第一章 ラブコメ編⑦

 詩録に背中を押される形で図書準備室から飛び出した来都。


 そしてその図書準備室には詩録が一人残り、天井を仰いでいた。


 と、そこへ


「やっほー、詩録くんー」


 と明るい声が響く。


 声をする方を詩録が振り向けば、そこには一人の少女がいた。


 それは光をそのまま閉じ込めたような長い金の髪をハーフアップにした少女。眩しいほど白く輝く肌と、芸術品を思わせる整った顔立ち。長いまつ毛と大きな青の瞳。出るとこは出ているのに細く引き締まった抜群のスタイル。神の最高傑作といわれても納得できるほどの容姿を持つのに、見る者に柔らかい印象を与えるのは、その美貌に人懐っこい笑みが浮かんでいるからか。


 彼女は、穂立ほたて波瑠はる


 その人目を引く容姿だけではなく、こう構内試験では常に一位に君臨し続ける学力と多くのスポーツの大会で好成績を記録する運動神経、地元の代議士の一人娘という恵まれた家柄。
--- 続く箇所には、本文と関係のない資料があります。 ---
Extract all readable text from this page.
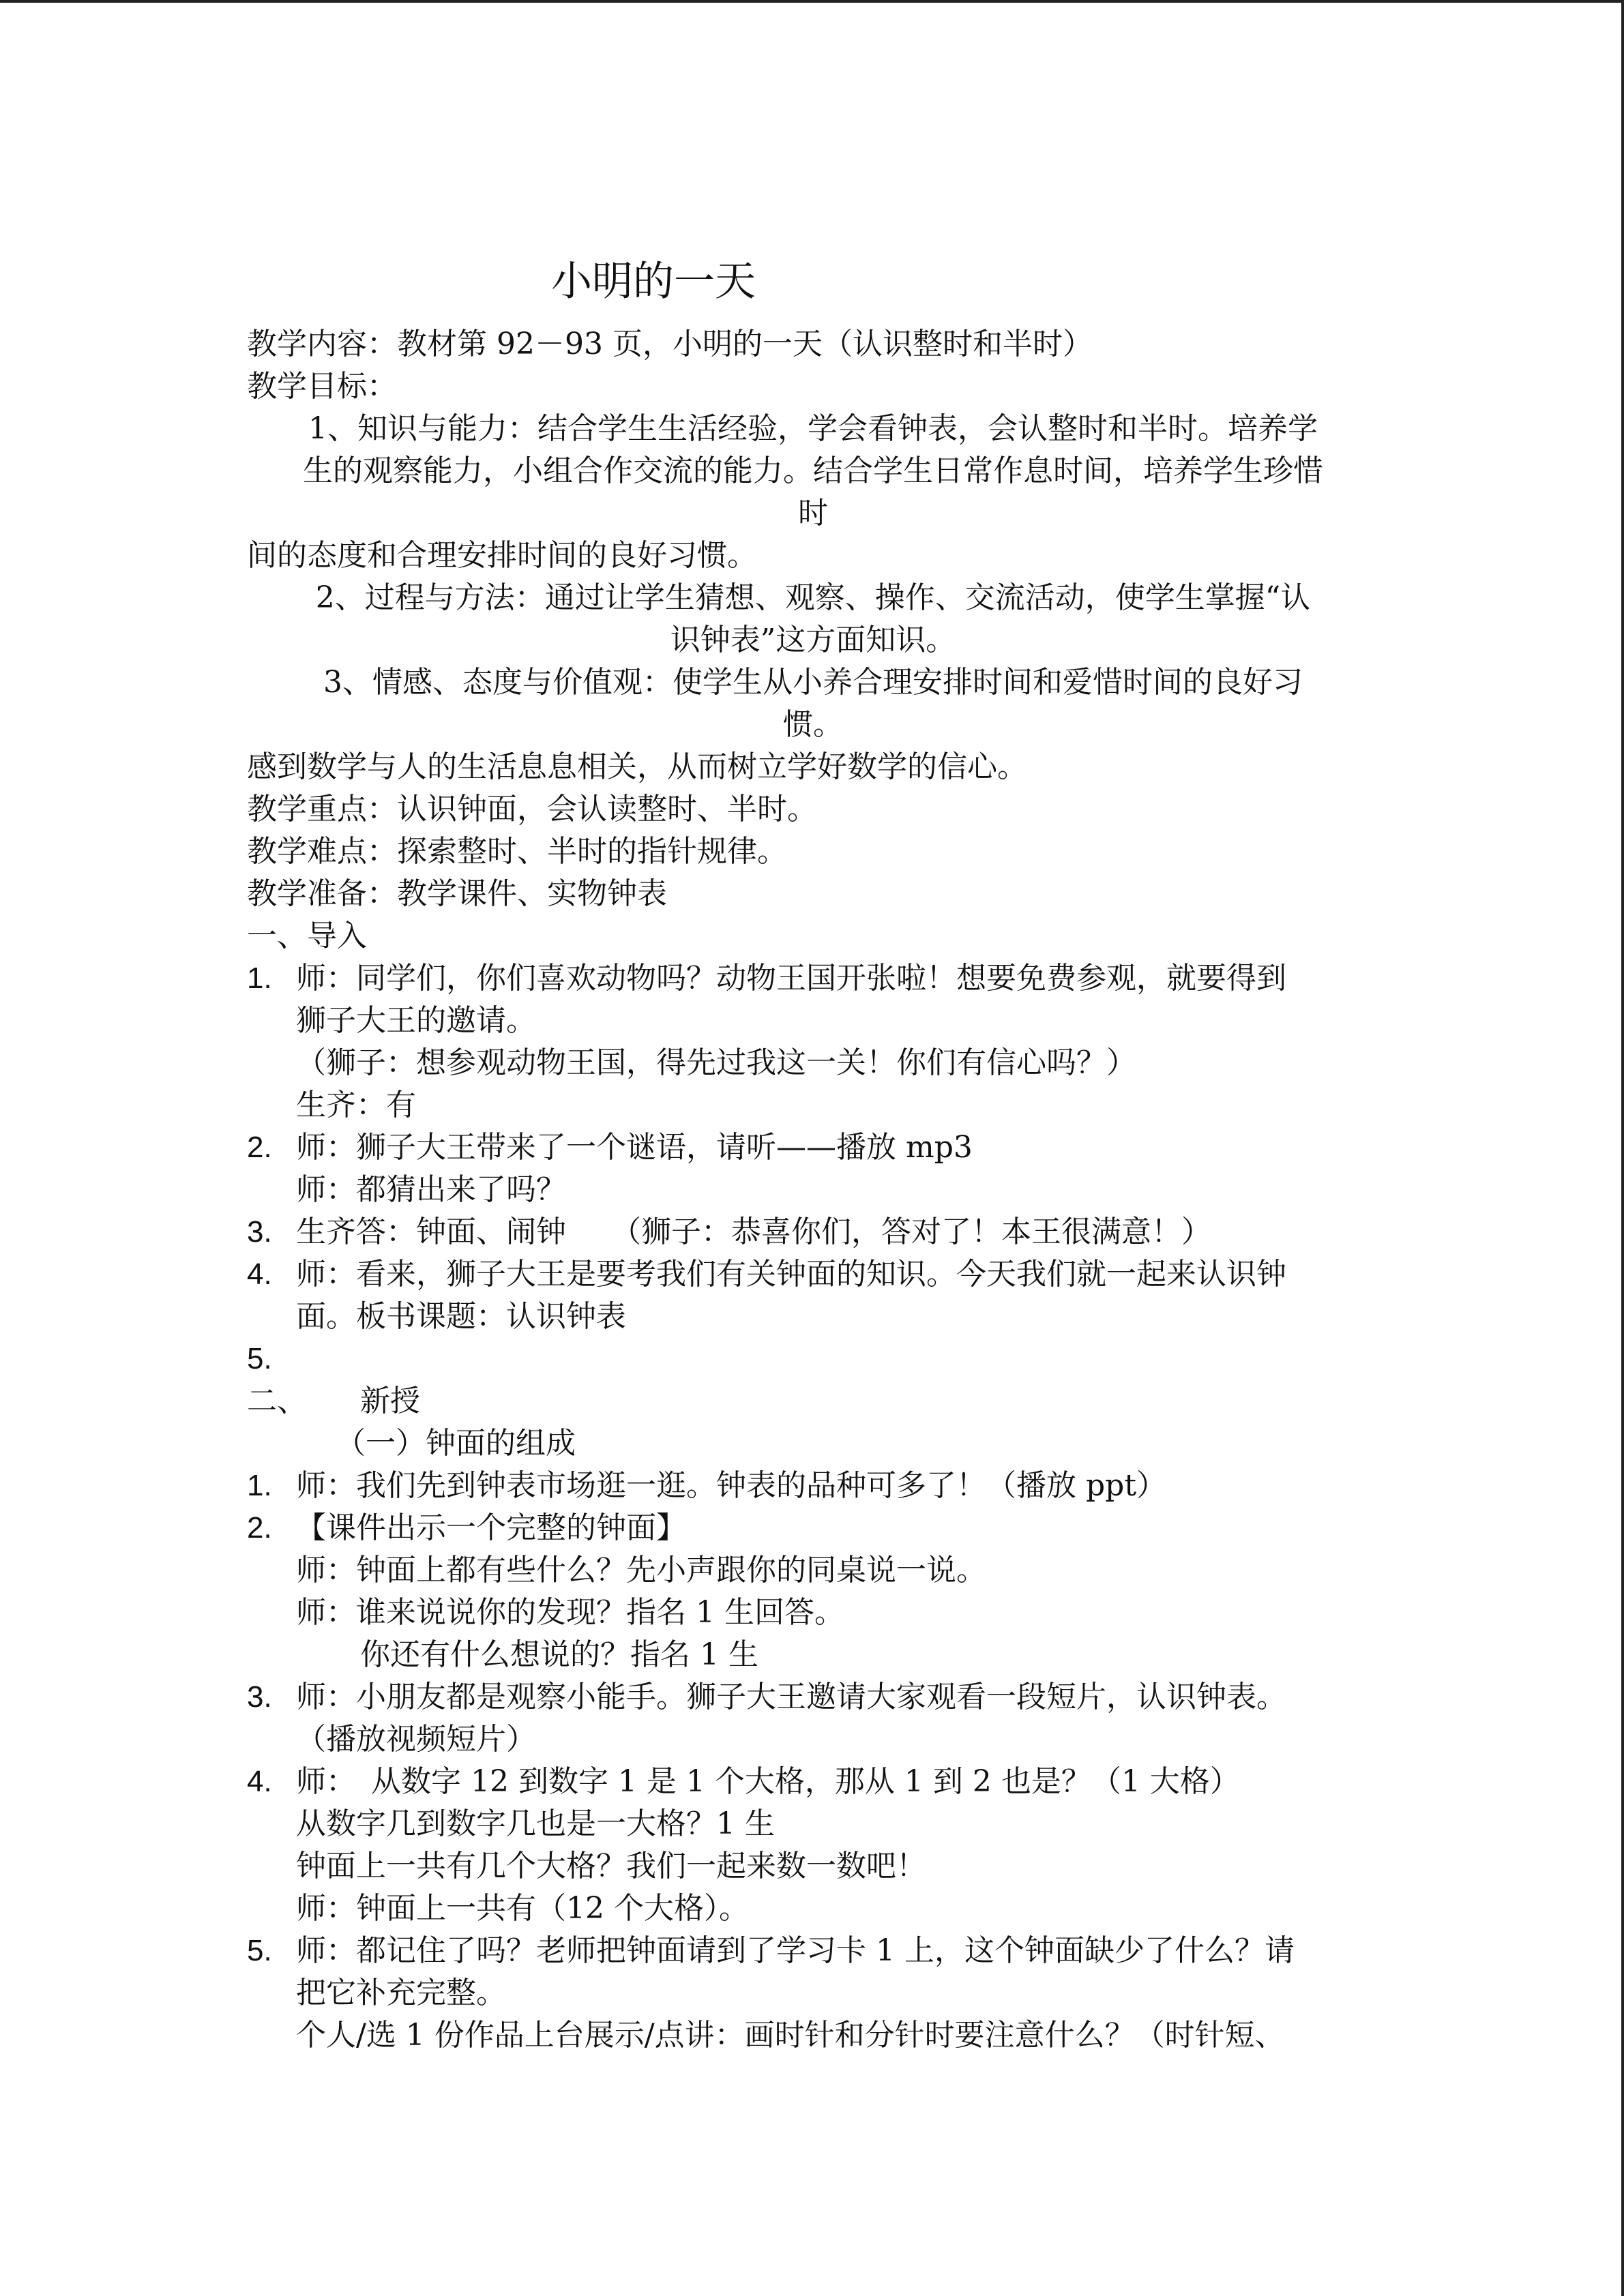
小明的一天
教学内容：教材第 92－93 页，小明的一天（认识整时和半时）
教学目标：
1、知识与能力：结合学生生活经验，学会看钟表，会认整时和半时。培养学
生的观察能力，小组合作交流的能力。结合学生日常作息时间，培养学生珍惜
时
间的态度和合理安排时间的良好习惯。
2、过程与方法：通过让学生猜想、观察、操作、交流活动，使学生掌握“认
识钟表”这方面知识。
3、情感、态度与价值观：使学生从小养合理安排时间和爱惜时间的良好习
惯。
感到数学与人的生活息息相关，从而树立学好数学的信心。
教学重点：认识钟面，会认读整时、半时。
教学难点：探索整时、半时的指针规律。
教学准备：教学课件、实物钟表
一、导入
1. 师：同学们，你们喜欢动物吗？动物王国开张啦！想要免费参观，就要得到
狮子大王的邀请。
（狮子：想参观动物王国，得先过我这一关！你们有信心吗？）
生齐：有
2. 师：狮子大王带来了一个谜语，请听——播放 mp3
师：都猜出来了吗？
3. 生齐答：钟面、闹钟　　（狮子：恭喜你们，答对了！本王很满意！）
4. 师：看来，狮子大王是要考我们有关钟面的知识。今天我们就一起来认识钟
面。板书课题：认识钟表
5.
二、 新授
（一）钟面的组成
1. 师：我们先到钟表市场逛一逛。钟表的品种可多了！（播放 ppt）
2. 【课件出示一个完整的钟面】
师：钟面上都有些什么？先小声跟你的同桌说一说。
师：谁来说说你的发现？指名 1 生回答。
你还有什么想说的？指名 1 生
3. 师：小朋友都是观察小能手。狮子大王邀请大家观看一段短片，认识钟表。
（播放视频短片）
4. 师：　从数字 12 到数字 1 是 1 个大格，那从 1 到 2 也是？（1 大格）
从数字几到数字几也是一大格？1 生
钟面上一共有几个大格？我们一起来数一数吧！
师：钟面上一共有（12 个大格）。
5. 师：都记住了吗？老师把钟面请到了学习卡 1 上，这个钟面缺少了什么？请
把它补充完整。
个人/选 1 份作品上台展示/点讲：画时针和分针时要注意什么？（时针短、
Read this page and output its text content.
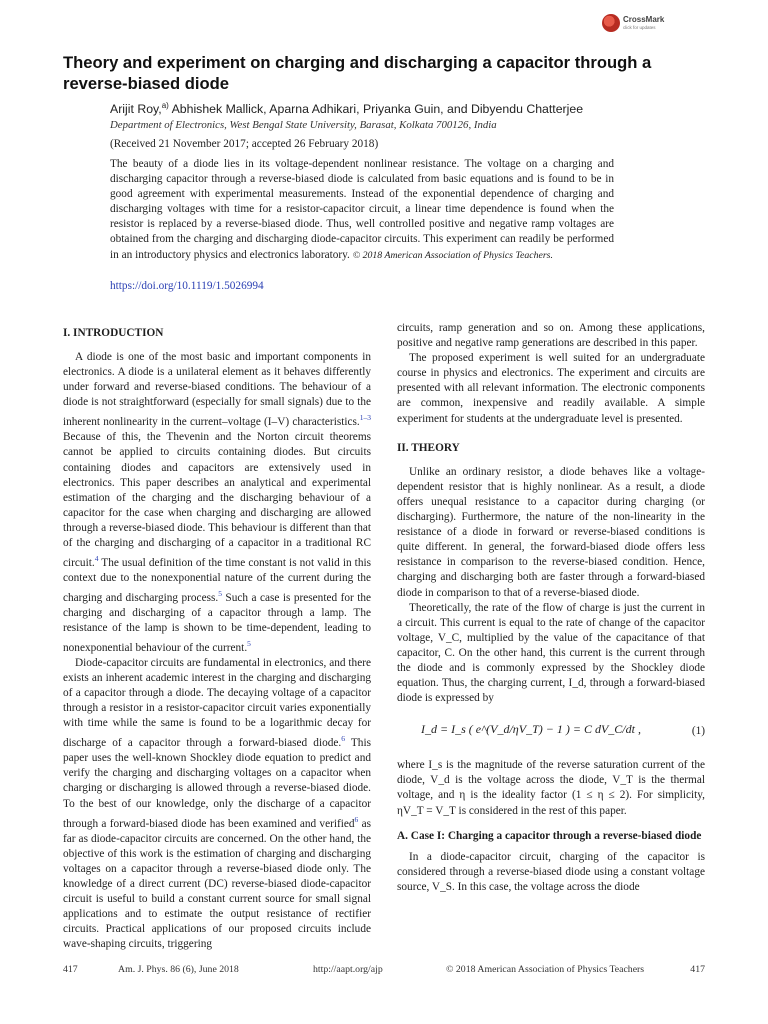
CrossMark
click for updates
Theory and experiment on charging and discharging a capacitor through a reverse-biased diode
Arijit Roy,$^{a)}$ Abhishek Mallick, Aparna Adhikari, Priyanka Guin, and Dibyendu Chatterjee
Department of Electronics, West Bengal State University, Barasat, Kolkata 700126, India
(Received 21 November 2017; accepted 26 February 2018)

The beauty of a diode lies in its voltage-dependent nonlinear resistance. The voltage on a charging and discharging capacitor through a reverse-biased diode is calculated from basic equations and is found to be in good agreement with experimental measurements. Instead of the exponential dependence of charging and discharging voltages with time for a resistor-capacitor circuit, a linear time dependence is found when the resistor is replaced by a reverse-biased diode. Thus, well controlled positive and negative ramp voltages are obtained from the charging and discharging diode-capacitor circuits. This experiment can readily be performed in an introductory physics and electronics laboratory. © 2018 American Association of Physics Teachers.

https://doi.org/10.1119/1.5026994
I. INTRODUCTION

A diode is one of the most basic and important components in electronics. A diode is a unilateral element as it behaves differently under forward and reverse-biased conditions. The behaviour of a diode is not straightforward (especially for small signals) due to the inherent nonlinearity in the current–voltage (I–V) characteristics.$^{1-3}$ Because of this, the Thevenin and the Norton circuit theorems cannot be applied to circuits containing diodes. But circuits containing diodes and capacitors are extensively used in electronics. This paper describes an analytical and experimental estimation of the charging and the discharging behaviour of a capacitor for the case when charging and discharging are allowed through a reverse-biased diode. This behaviour is different than that of the charging and discharging of a capacitor in a traditional RC circuit.$^4$ The usual definition of the time constant is not valid in this context due to the nonexponential nature of the current during the charging and discharging process.$^5$ Such a case is presented for the charging and discharging of a capacitor through a lamp. The resistance of the lamp is shown to be time-dependent, leading to nonexponential behaviour of the current.$^5$

Diode-capacitor circuits are fundamental in electronics, and there exists an inherent academic interest in the charging and discharging of a capacitor through a diode. The decaying voltage of a capacitor through a resistor in a resistor-capacitor circuit varies exponentially with time while the same is found to be a logarithmic decay for discharge of a capacitor through a forward-biased diode.$^6$ This paper uses the well-known Shockley diode equation to predict and verify the charging and discharging voltages on a capacitor when charging or discharging is allowed through a reverse-biased diode. To the best of our knowledge, only the discharge of a capacitor through a forward-biased diode has been examined and verified$^6$ as far as diode-capacitor circuits are concerned. On the other hand, the objective of this work is the estimation of charging and discharging voltages on a capacitor through a reverse-biased diode only. The knowledge of a direct current (DC) reverse-biased diode-capacitor circuit is useful to build a constant current source for small signal applications and to estimate the output resistance of rectifier circuits. Practical applications of our proposed circuits include wave-shaping circuits, triggering

circuits, ramp generation and so on. Among these applications, positive and negative ramp generations are described in this paper.

The proposed experiment is well suited for an undergraduate course in physics and electronics. The experiment and circuits are presented with all relevant information. The electronic components are common, inexpensive and readily available. A simple experiment for students at the undergraduate level is presented.

II. THEORY

Unlike an ordinary resistor, a diode behaves like a voltage-dependent resistor that is highly nonlinear. As a result, a diode offers unequal resistance to a capacitor during charging (or discharging). Furthermore, the nature of the non-linearity in the resistance of a diode in forward or reverse-biased conditions is quite different. In general, the forward-biased diode offers less resistance in comparison to the reverse-biased condition. Hence, charging and discharging both are faster through a forward-biased diode in comparison to that of a reverse-biased diode.

Theoretically, the rate of the flow of charge is just the current in a circuit. This current is equal to the rate of change of the capacitor voltage, V_C, multiplied by the value of the capacitance of that capacitor, C. On the other hand, this current is the current through the diode and is commonly expressed by the Shockley diode equation. Thus, the charging current, I_d, through a forward-biased diode is expressed by

I_d = I_s ( e^(V_d/ηV_T) − 1 ) = C dV_C/dt ,	(1)

where I_s is the magnitude of the reverse saturation current of the diode, V_d is the voltage across the diode, V_T is the thermal voltage, and η is the ideality factor (1 ≤ η ≤ 2). For simplicity, ηV_T = V_T is considered in the rest of this paper.

A. Case I: Charging a capacitor through a reverse-biased diode

In a diode-capacitor circuit, charging of the capacitor is considered through a reverse-biased diode using a constant voltage source, V_S. In this case, the voltage across the diode

417	Am. J. Phys. 86 (6), June 2018	http://aapt.org/ajp	© 2018 American Association of Physics Teachers	417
そして、これらの美貌や才能、家柄に驕らず、分け隔てなく誰とも接する高潔な人格。


 そんな、一部の生徒の間では偶像アイドルと化している少女が、天を仰ぐ詩録にニヤニヤと揶揄うような笑みを浮かべて話しかける。


「悪巧みは上手くいった?」


「悪巧みじゃねーよ。ただの人の恋路の応援だよ。いわば俺はキューピットさ」


「えー、こんな目つきの悪い恋の天使キューピット、いやだな。チェンジで」


「うちはキャバクラじゃねーんだから、そんなシステムねーよ」


 その詩録の軽口を聞き流し、波瑠は先ほどまで来都が座っていた椅子に上品に腰掛ける。


「あの二人、上手くいったかな? たぶん両思いっぽかったし、拗れずにくっつけばいいけど」


 とまるでスイーツを目の前にした女の子の顔で楽しそうに呟く波瑠に対して、


「大丈夫だろ。……ラブコメでは、幼馴染は負けヒロインの代表格だが、あれは幼馴染がぐだぐだしてぽっと出の転校生とかにヒロインレースで追い越される体。なら、追い越される前にとっとと付き合えゴールすればいい」


「わかる。わかるよ。私も幼馴染カップル推しだからね。詩録くんも幼馴染カップル推しだから、あの二人の背中を押したんでしょ?」


「いや? 俺は普通は小悪魔系後輩ルート推奨派ですが? ……今回の件は、あの二人をくっつけるのが一番簡単だったからそうしただけだ。実際もそう言う形だったし。もし、もっとくっつきやすそうな奴がいたらそっちを推してた。まあ、どうやら今回はそれには好感度とラブコメフラグが不足していたらしいけどな」


「は、はアアア!? 至高の幼馴染ルートではなく、邪道の小悪魔後輩ルートを推すのか、キサマ!?」


 それに対して、詩録は鼻で笑いながら


「ふっ……。所詮幼馴染など負けヒロイン。十数年の積み重ねを、ぽっと出のメインヒロインに奪われる当て馬さ」


「ふ……ふざけるな……! 戦争だろうがっ……。心の中でそう思っているうちはまだしも、それを口にしたら……戦争だろうがっ……!」


 と叫びながら波瑠は詩録に掴み掛かり、そのネクタイを掴む。


「よろしい、ならば戦争だ」


 と、両腕を広げ芝居がかった口調で応じる。そして、詩録はそんな茶番を繰り広げながら、ことの始まりのほんの三日前の出来事をふと思い出していた。


 * * * * *


 時間はかなり遡る。


 来都が詩録に『ストーリーライン』絡みの相談を持ちかける、その三日前。


 放課後の図書準備室には、三つの人影があった。


 一人は目つきの悪い灰髪の少年──家達詩録。


 もう一人は、人を惹きつけてやまない容姿を持つ美少女──穂立波瑠。


 そして残る一人は、


「最近、幼馴染がモテすぎなんです……!」


 そう悲痛な声を漏らす少女──雲隠蛍であった。